Still, I was so excited to go out and see people. But things were disappointing at first. I went to the internet café and tried to use the computers, but I couldn’t figure out everything.
When I asked the man at the desk for help, he was surprised and just said, “Are you a foreigner?” and asked me to get out of there. Around town, people would always ask if I am Chinese or a Joseonjok [an ethnic Korean from China]. They would ask why I came here, with suspicions of outsiders.
At 17 [years old], I had to start elementary school because the North Korean education system was so bad, but I moved quickly to middle school. Everybody saw me as the animal in the room. All the little kids came up to see me, made fun of me, called me stupid, and asked if I ate human flesh because I was North Korean.
I quickly finished the GED exam [to finish high school] and moved to Seoul to study criminal justice at Dongguk University. Nobody knew I was from the DPRK, and I learned to adapt to this society.

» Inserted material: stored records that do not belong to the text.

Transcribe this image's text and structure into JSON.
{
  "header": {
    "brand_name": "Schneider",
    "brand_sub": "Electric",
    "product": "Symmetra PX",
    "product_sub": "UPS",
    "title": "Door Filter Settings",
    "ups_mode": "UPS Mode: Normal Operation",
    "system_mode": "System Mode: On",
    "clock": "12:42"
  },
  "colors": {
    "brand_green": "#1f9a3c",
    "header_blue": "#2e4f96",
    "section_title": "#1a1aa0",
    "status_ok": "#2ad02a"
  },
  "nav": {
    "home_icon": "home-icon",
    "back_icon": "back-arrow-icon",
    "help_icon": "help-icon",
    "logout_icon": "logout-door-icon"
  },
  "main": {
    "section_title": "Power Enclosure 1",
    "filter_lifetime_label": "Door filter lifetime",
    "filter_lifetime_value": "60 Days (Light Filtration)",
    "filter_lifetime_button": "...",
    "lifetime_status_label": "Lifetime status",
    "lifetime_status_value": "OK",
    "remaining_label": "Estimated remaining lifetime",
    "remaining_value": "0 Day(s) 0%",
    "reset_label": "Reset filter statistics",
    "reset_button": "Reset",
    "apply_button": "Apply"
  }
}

Later I went on the Korean TV show “On My Way to Meet You,” which is a talk show for defectors.
Throughout all this I had an identity problem as a Korean. I was scared of South Koreans for a long time. But I am Korean too.
What will happen when this generation grows up and gets into power? Will North Korean society change?
Oh, definitely. There will be big, big changes. I think it’s not that long now from the current moment.
Kim Jong Un is trying to show the people that he’s taking care of them. But he’s not really taking care of the people’s lives. He’s building a swimming pool here, a park there, a ski resort there. It’s nothing related to developing the country.
When foreigners travel to North Korea, they see all that. It’s propaganda.
Now the problems are getting worse for defectors. The government is shooting the people who cross through the river [to China]. Now, nobody can go in the water. They just shoot them immediately.
The government wants to make sure there is no change. But this cannot last forever. People are aware of the world now.